A festival honoring Nobel Prize winner W.B. Yeats entitled “For the Ear Alone” is coming to ETSU. Yeats was the first Irish man to be awarded the Nobel Prize in 1923 for his literary skill and revolution. Known mainly for his poetry and Irish plays, Yeats’ legacy goes far beyond that.

“Yeats was a magnificent theatre person,”said Joseph Sobol, head of the storytelling department at ETSU and performer in the festival, “but his plays followed a different mould from the mainstream theatre of ‘kitchen sink realism.’ His were magical, mystical poetic dramas fashioned out of myth, legend, Irish folklore and symbolism drawn from the Irish landscape and exotic traditions.”

“For the Ear Alone” will take place Jan. 27-28, offering several events at the Reece Museum and the Martha Street Culp Auditorium. Many featured events of the festival are free and open to the public, while others cost $10 for general admission and $5 for students.

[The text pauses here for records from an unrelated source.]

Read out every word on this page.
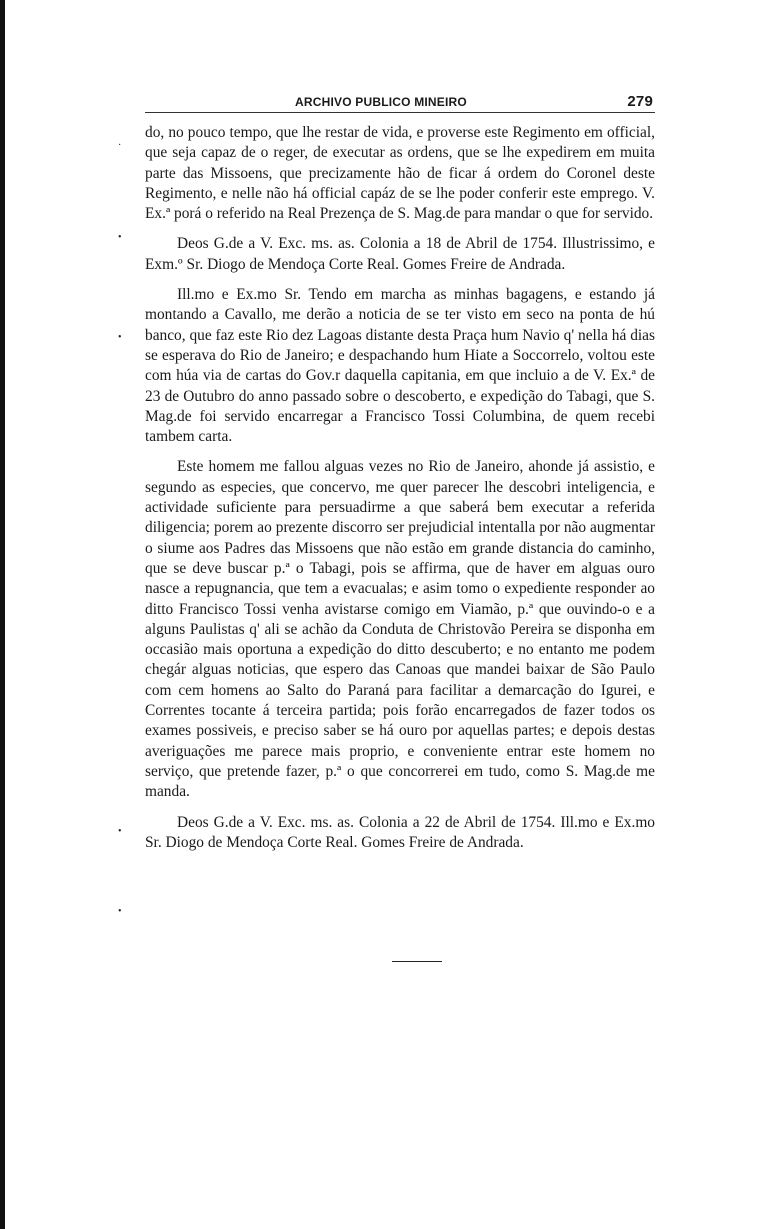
ARCHIVO PUBLICO MINEIRO	279

do, no pouco tempo, que lhe restar de vida, e proverse este Regimento em official, que seja capaz de o reger, de executar as ordens, que se lhe expedirem em muita parte das Missoens, que precizamente hão de ficar á ordem do Coronel deste Regimento, e nelle não há official capáz de se lhe poder conferir este emprego. V. Ex.ª porá o referido na Real Prezença de S. Mag.de para mandar o que for servido.

Deos G.de a V. Exc. ms. as. Colonia a 18 de Abril de 1754. Illustrissimo, e Exm.º Sr. Diogo de Mendoça Corte Real. Gomes Freire de Andrada.

Ill.mo e Ex.mo Sr. Tendo em marcha as minhas bagagens, e estando já montando a Cavallo, me derão a noticia de se ter visto em seco na ponta de hú banco, que faz este Rio dez Lagoas distante desta Praça hum Navio q' nella há dias se esperava do Rio de Janeiro; e despachando hum Hiate a Soccorrelo, voltou este com húa via de cartas do Gov.r daquella capitania, em que incluio a de V. Ex.ª de 23 de Outubro do anno passado sobre o descoberto, e expedição do Tabagi, que S. Mag.de foi servido encarregar a Francisco Tossi Columbina, de quem recebi tambem carta.

Este homem me fallou alguas vezes no Rio de Janeiro, ahonde já assistio, e segundo as especies, que concervo, me quer parecer lhe descobri inteligencia, e actividade suficiente para persuadirme a que saberá bem executar a referida diligencia; porem ao prezente discorro ser prejudicial intentalla por não augmentar o siume aos Padres das Missoens que não estão em grande distancia do caminho, que se deve buscar p.ª o Tabagi, pois se affirma, que de haver em alguas ouro nasce a repugnancia, que tem a evacualas; e asim tomo o expediente responder ao ditto Francisco Tossi venha avistarse comigo em Viamão, p.ª que ouvindo-o e a alguns Paulistas q' ali se achão da Conduta de Christovão Pereira se disponha em occasião mais oportuna a expedição do ditto descuberto; e no entanto me podem chegár alguas noticias, que espero das Canoas que mandei baixar de São Paulo com cem homens ao Salto do Paraná para facilitar a demarcação do Igurei, e Correntes tocante á terceira partida; pois forão encarregados de fazer todos os exames possiveis, e preciso saber se há ouro por aquellas partes; e depois destas averiguações me parece mais proprio, e conveniente entrar este homem no serviço, que pretende fazer, p.ª o que concorrerei em tudo, como S. Mag.de me manda.

Deos G.de a V. Exc. ms. as. Colonia a 22 de Abril de 1754. Ill.mo e Ex.mo Sr. Diogo de Mendoça Corte Real. Gomes Freire de Andrada.

·
•
•
•
•
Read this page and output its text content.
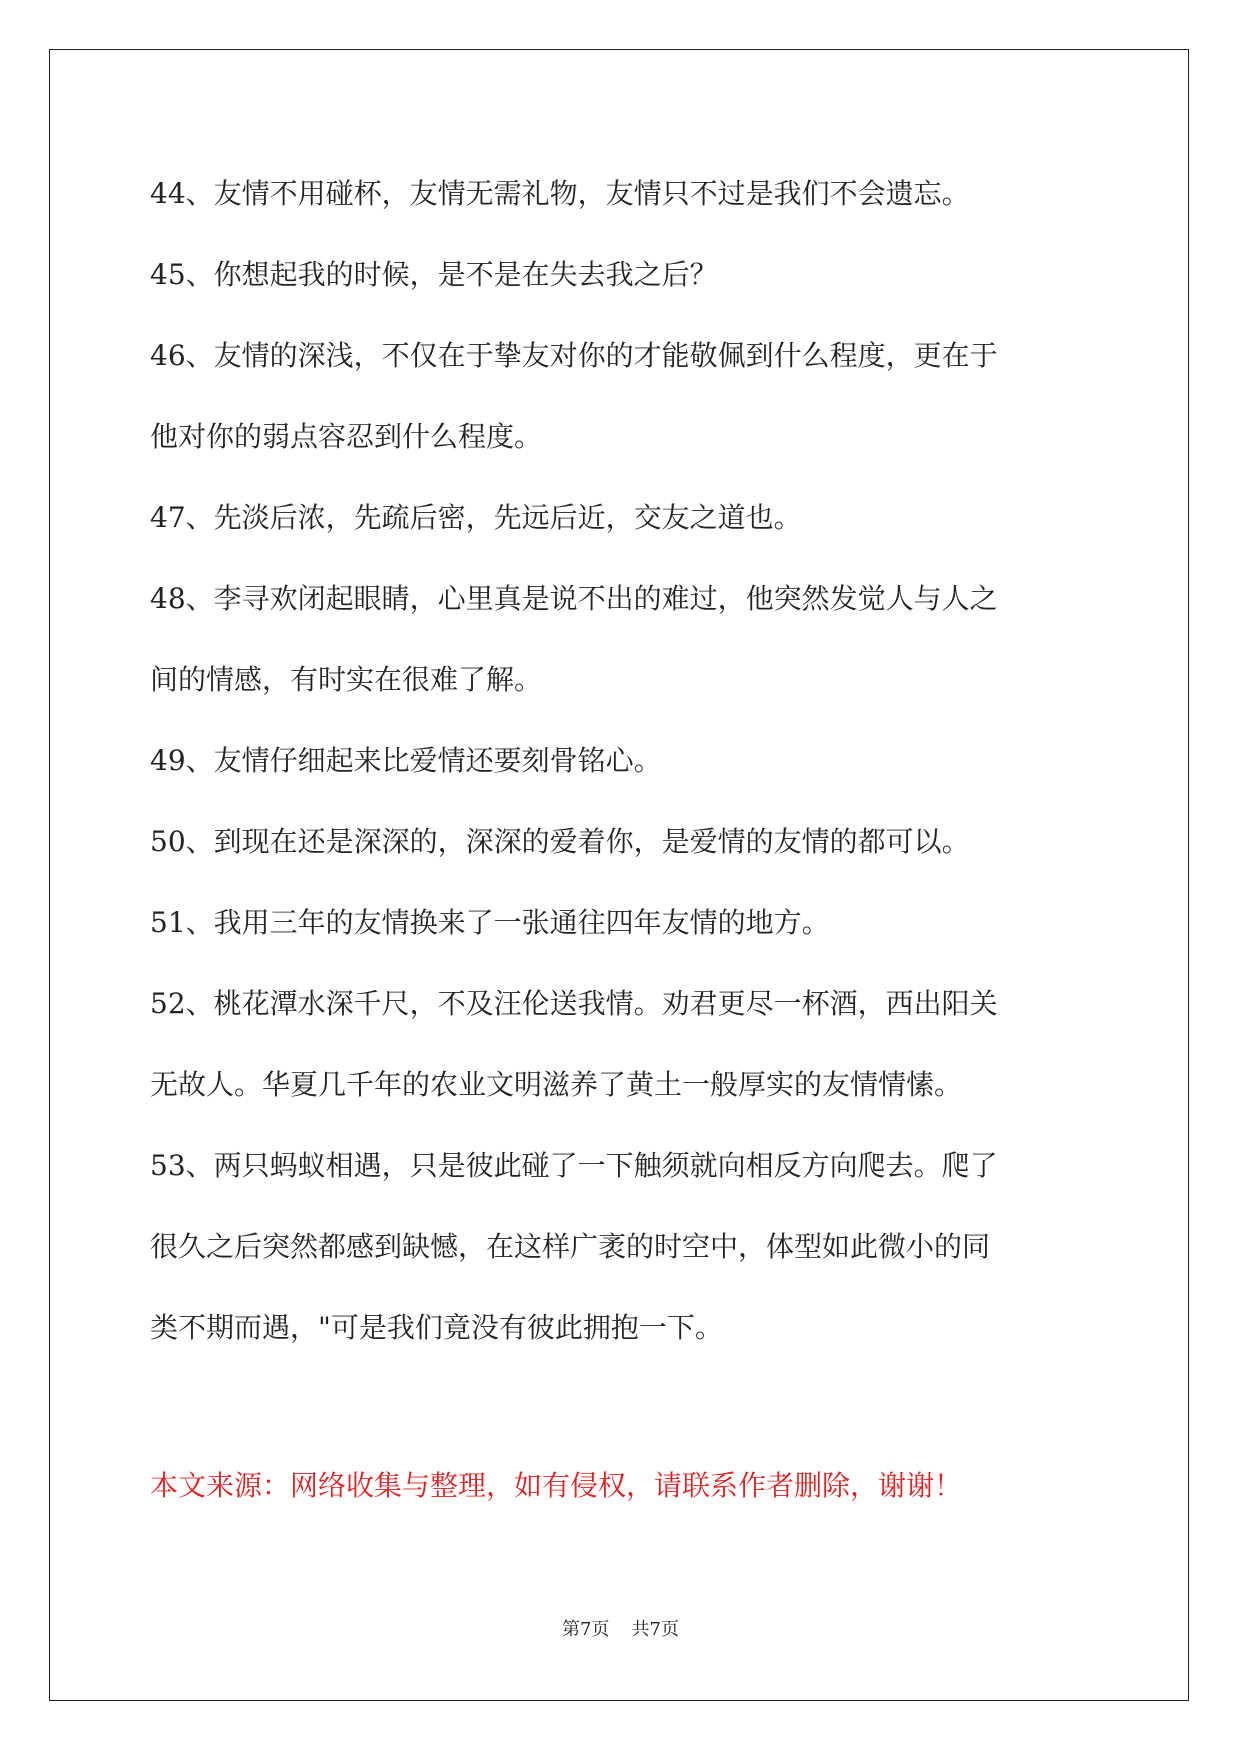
44、友情不用碰杯，友情无需礼物，友情只不过是我们不会遗忘。

45、你想起我的时候，是不是在失去我之后？

46、友情的深浅，不仅在于挚友对你的才能敬佩到什么程度，更在于

他对你的弱点容忍到什么程度。

47、先淡后浓，先疏后密，先远后近，交友之道也。

48、李寻欢闭起眼睛，心里真是说不出的难过，他突然发觉人与人之

间的情感，有时实在很难了解。

49、友情仔细起来比爱情还要刻骨铭心。

50、到现在还是深深的，深深的爱着你，是爱情的友情的都可以。

51、我用三年的友情换来了一张通往四年友情的地方。

52、桃花潭水深千尺，不及汪伦送我情。劝君更尽一杯酒，西出阳关

无故人。华夏几千年的农业文明滋养了黄土一般厚实的友情情愫。

53、两只蚂蚁相遇，只是彼此碰了一下触须就向相反方向爬去。爬了

很久之后突然都感到缺憾，在这样广袤的时空中，体型如此微小的同

类不期而遇，"可是我们竟没有彼此拥抱一下。

本文来源：网络收集与整理，如有侵权，请联系作者删除，谢谢！

第7页 共7页
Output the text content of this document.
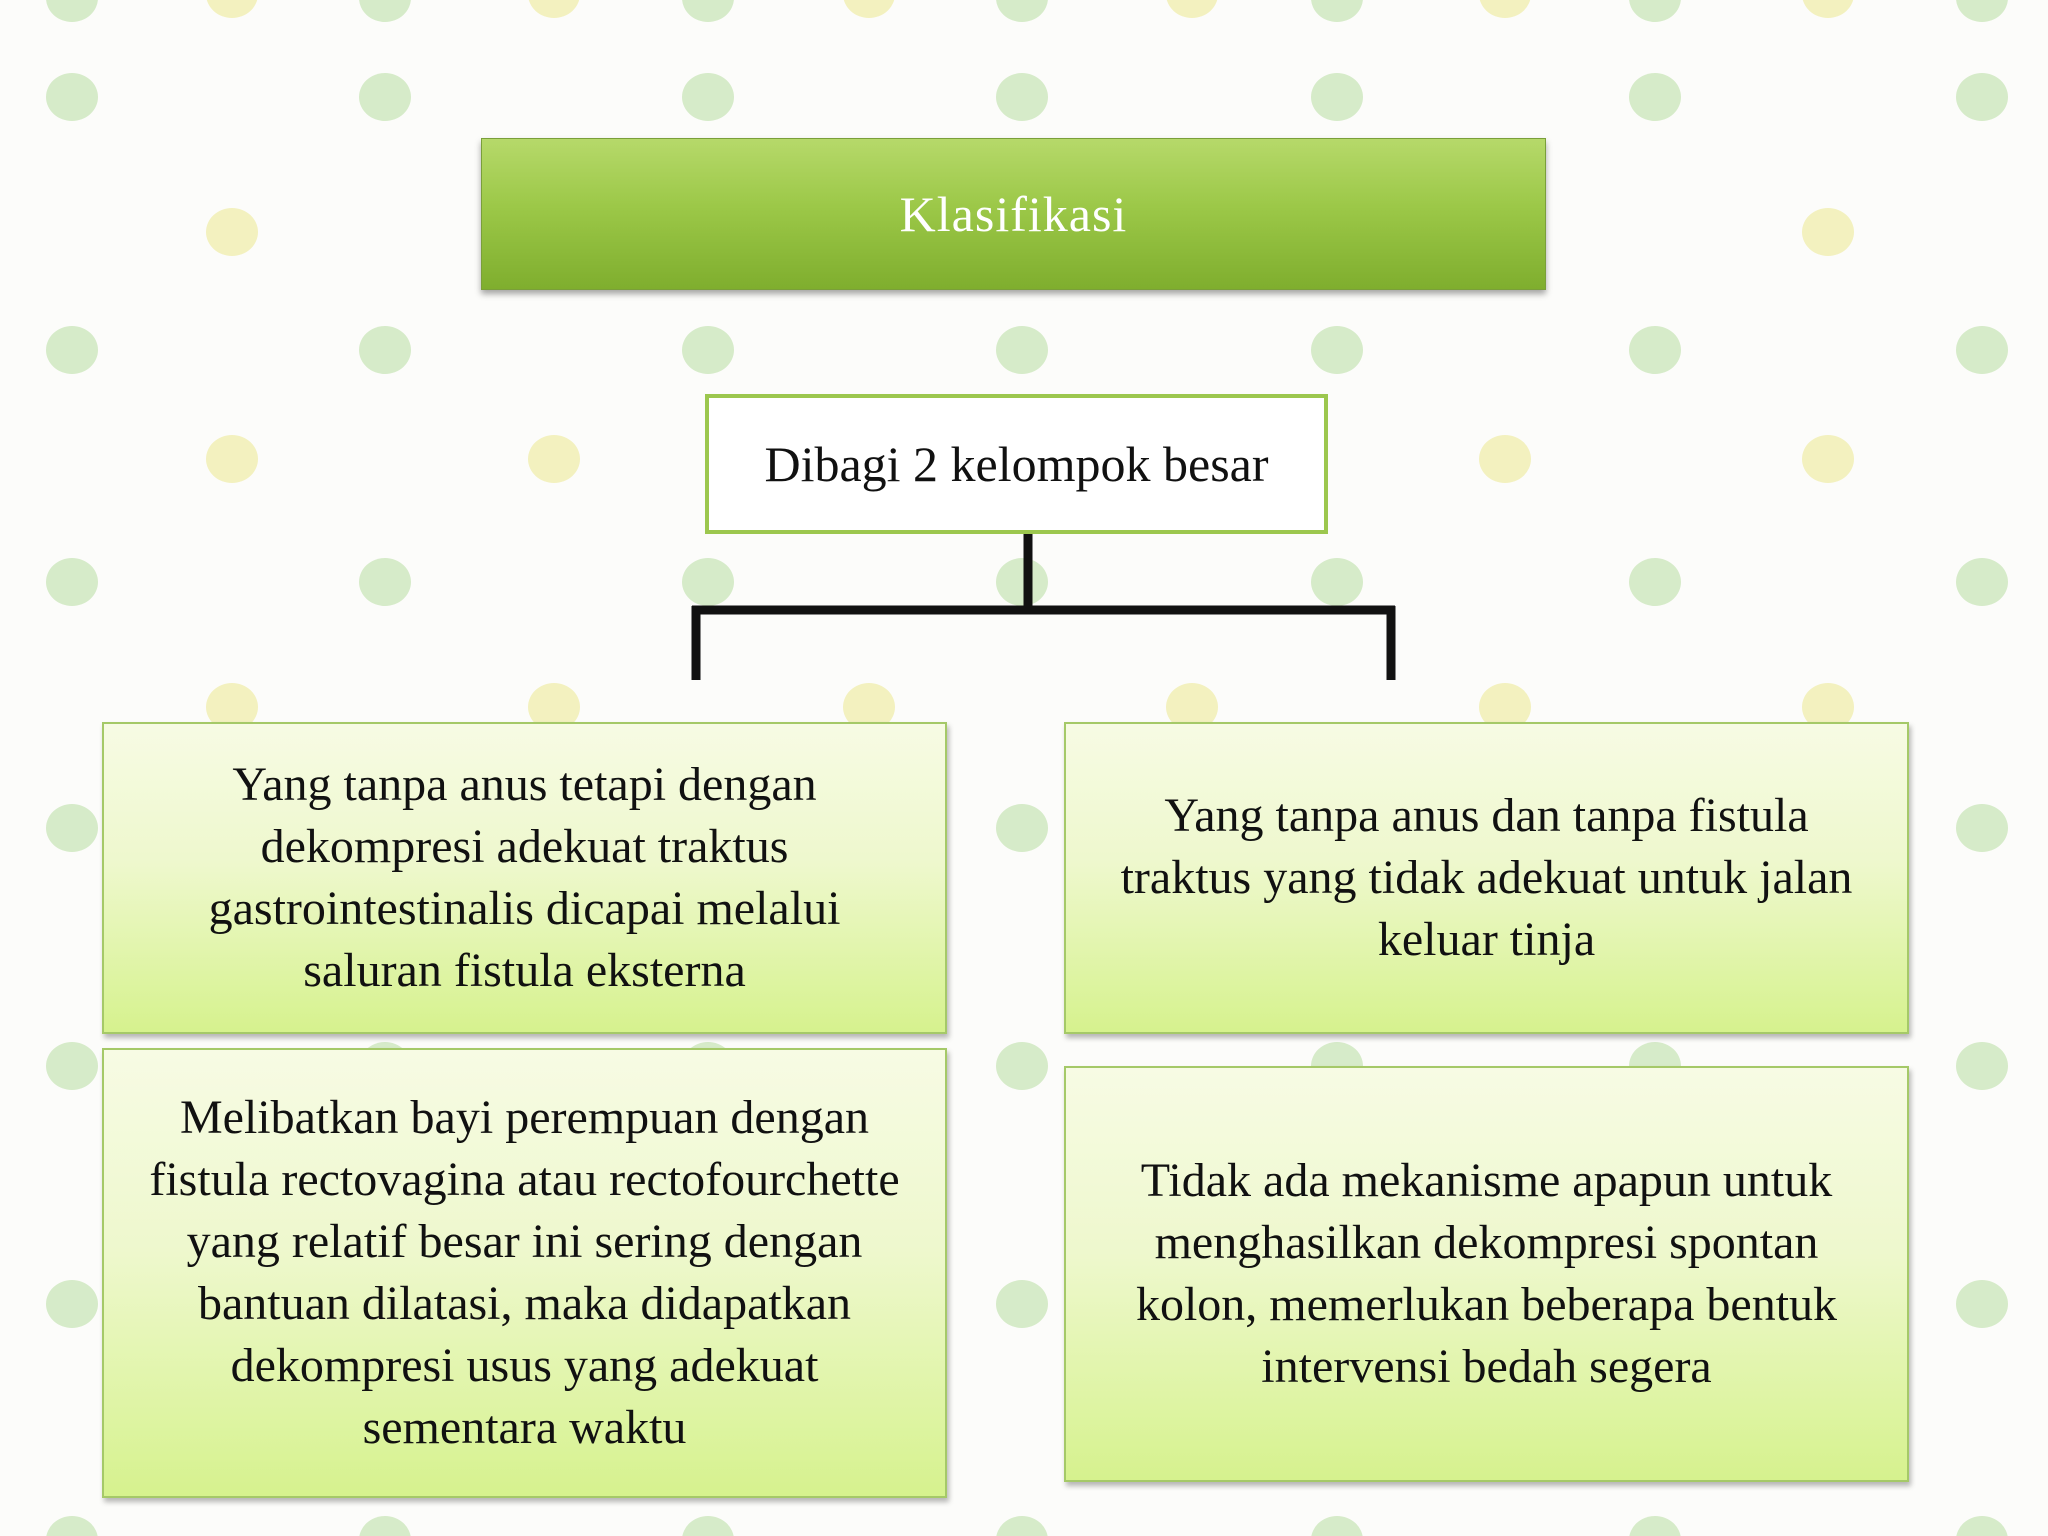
Klasifikasi
Dibagi 2 kelompok besar
Yang tanpa anus tetapi dengan dekompresi adekuat traktus gastrointestinalis dicapai melalui saluran fistula eksterna
Yang tanpa anus dan tanpa fistula traktus yang tidak adekuat untuk jalan keluar tinja
Melibatkan bayi perempuan dengan fistula rectovagina atau rectofourchette yang relatif besar ini sering dengan bantuan dilatasi, maka didapatkan dekompresi usus yang adekuat sementara waktu
Tidak ada mekanisme apapun untuk menghasilkan dekompresi spontan kolon, memerlukan beberapa bentuk intervensi bedah segera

While several of the events will be discussing Yeats’ plays, poems and Irish folklore, incorporating the dramatic and contemporary views of particular works, the show “In the Deep Heart’s Core: A Mystic Caret,” which will be performed Thursday, Jan. 28 at 7 p.m. in the Culp Auditorium, is a musical biography of W.B. Yeats and his work.

“Yeats’ poetry is remarkably personal as well as being universal in his outlook and interests,” Sobol said, “so his poems together weave a portrait of the artist and his time, made emotionally vivid through the musical settings. The music is a blend of traditional Irish, folk, classical, jazz and a bit of Broadway. We’ll also tell and dramatize stories from Yeats’ life that form the backdrop of the poetry, like his long unrequited love for Maud Gonne, a fiery Irish revolutionary, and his mystical awakenings late in life.”

Participating in this festival is a great way to honor the work of the late W.B. Yeats, while also becoming more knowledgeable about the type of work he did. When asked what he was hoping to accomplish from the festival as a whole, Sobol said, “I hope it will provide students and the general public here with a deep and lasting encounter with one of the great artistic souls of the Western tradition.”